The PA company’s casinos closed as the virus swept the country, Penn burned through cash, more than 26,000 employees across jurisdictions were furloughed (thousands of jobs were permanently lost) and desperate measures such as the sale of real estate and two stock offerings followed in May and September.
But the financial market loved the launch of the Barstool Sportsbook app in PA in September. It will roll out in all approved jurisdictions with a Penn presence eventually. Demand pushed the price above $70 a share. The price was flirting with $100 a share in late December but has backed down a bit to around $90.

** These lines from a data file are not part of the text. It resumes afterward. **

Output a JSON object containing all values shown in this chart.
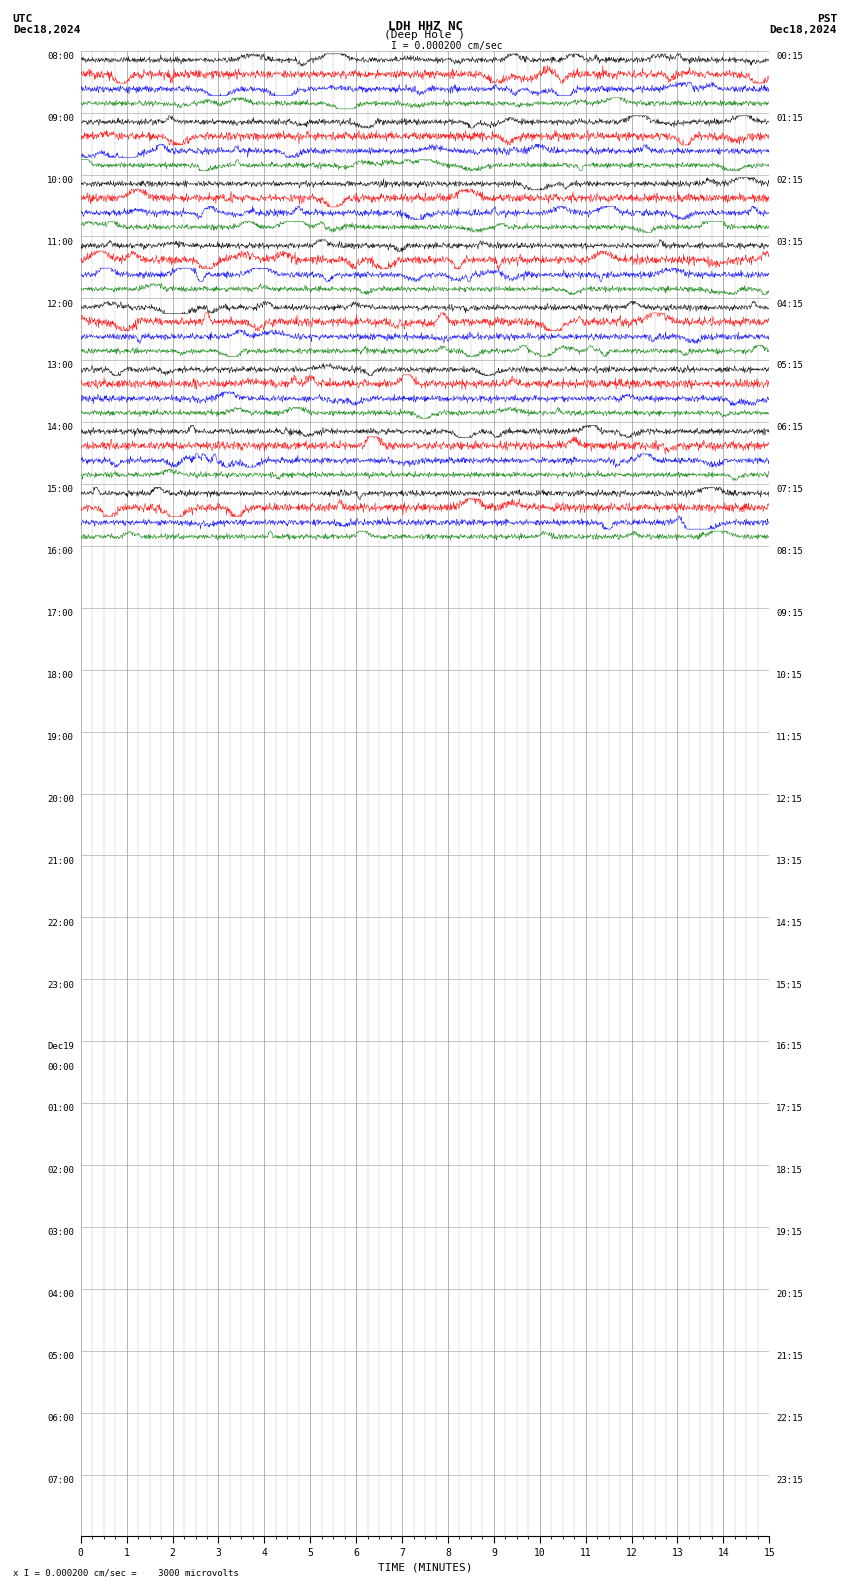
{
  "title_line1": "LDH HHZ NC",
  "title_line2": "(Deep Hole )",
  "scale_label": "I = 0.000200 cm/sec",
  "utc_label": "UTC",
  "pst_label": "PST",
  "date_left": "Dec18,2024",
  "date_right": "Dec18,2024",
  "xlabel": "TIME (MINUTES)",
  "bottom_note": "x I = 0.000200 cm/sec =    3000 microvolts",
  "left_times": [
    "08:00",
    "09:00",
    "10:00",
    "11:00",
    "12:00",
    "13:00",
    "14:00",
    "15:00",
    "16:00",
    "17:00",
    "18:00",
    "19:00",
    "20:00",
    "21:00",
    "22:00",
    "23:00",
    "Dec19\n00:00",
    "01:00",
    "02:00",
    "03:00",
    "04:00",
    "05:00",
    "06:00",
    "07:00"
  ],
  "right_times": [
    "00:15",
    "01:15",
    "02:15",
    "03:15",
    "04:15",
    "05:15",
    "06:15",
    "07:15",
    "08:15",
    "09:15",
    "10:15",
    "11:15",
    "12:15",
    "13:15",
    "14:15",
    "15:15",
    "16:15",
    "17:15",
    "18:15",
    "19:15",
    "20:15",
    "21:15",
    "22:15",
    "23:15"
  ],
  "active_rows": 8,
  "total_rows": 24,
  "xmin": 0,
  "xmax": 15,
  "xticks": [
    0,
    1,
    2,
    3,
    4,
    5,
    6,
    7,
    8,
    9,
    10,
    11,
    12,
    13,
    14,
    15
  ],
  "colors": [
    "black",
    "red",
    "blue",
    "green"
  ],
  "bg_color": "white",
  "grid_color": "#999999",
  "fig_width": 8.5,
  "fig_height": 15.84,
  "font_size_title": 9,
  "font_size_labels": 7,
  "font_size_ticks": 7,
  "font_size_row": 7
}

Barstool is not Penn’s only big-name gambling partner established in 2020. Late in the year, Penn made a deal to link up with BetMGM as the land-based partner for its online casino and sports betting app, adding to Penn’s other online betting products in the state.
Live poker forced to fold during 2020
The year 2020 meant an epic bad run for live poker players in PA. First, 10 poker rooms closed last March when casinos shuttered.
Then reopenings lagged, with only four rooms — at The Meadows, Mount Airy Casino, Mohegan Sun Pocono and Rivers Casino Pittsburgh — back in business by fall. And the ultimate fate of the poker rooms at Hollywood Casino and Presque Isle Downs remained unclear.
Harrah’s Philadelphia decided by August to permanently fold its World Series of Poker card room. Wind Creek had removed all of its poker tables and made a slot space out of the card room by fall, though a final fate was unclear.
Parx had planned to reopen poker in mid-December. But a state directive again shut down all casinos and poker rooms on Dec. 12 before that could happen.
Online poker interest and revenue had a strong but brief uptick that has faded over time. For now, the lone online provider of poker remains PokerStars PA. Other sites, including partypoker and WSOP.com, are likely to break the poker monopoly in 2021, but timelines remain unclear as of now.
Rough run for PA horse racing
Horse racing had a rough run in 2020, beginning in February when Gov. Tom Wolf launched an attempt to grab more than $200 million earmarked for the horse racing industry’s support. His plan was to divert the money to a proposed scholarship fund for state university students.
While the racing industry mounted a strong defense, in the end, the financial strictures of the virus and state budgeting issues shelved the proposal. The pony money comes from a set-aside from casino-based slot machines.
Tracks were ordered closed in PA on March 16, along with casinos. By the end of April, the state’s Racing Commission asked Wolf to reopen tracks with safety protocols.
But Wolf was the last governor in the Mid-Atlantic region to allow racing to resume. The last track did not reopen racing until June 27. PA horse folks will hope for fewer disruptions come 2021.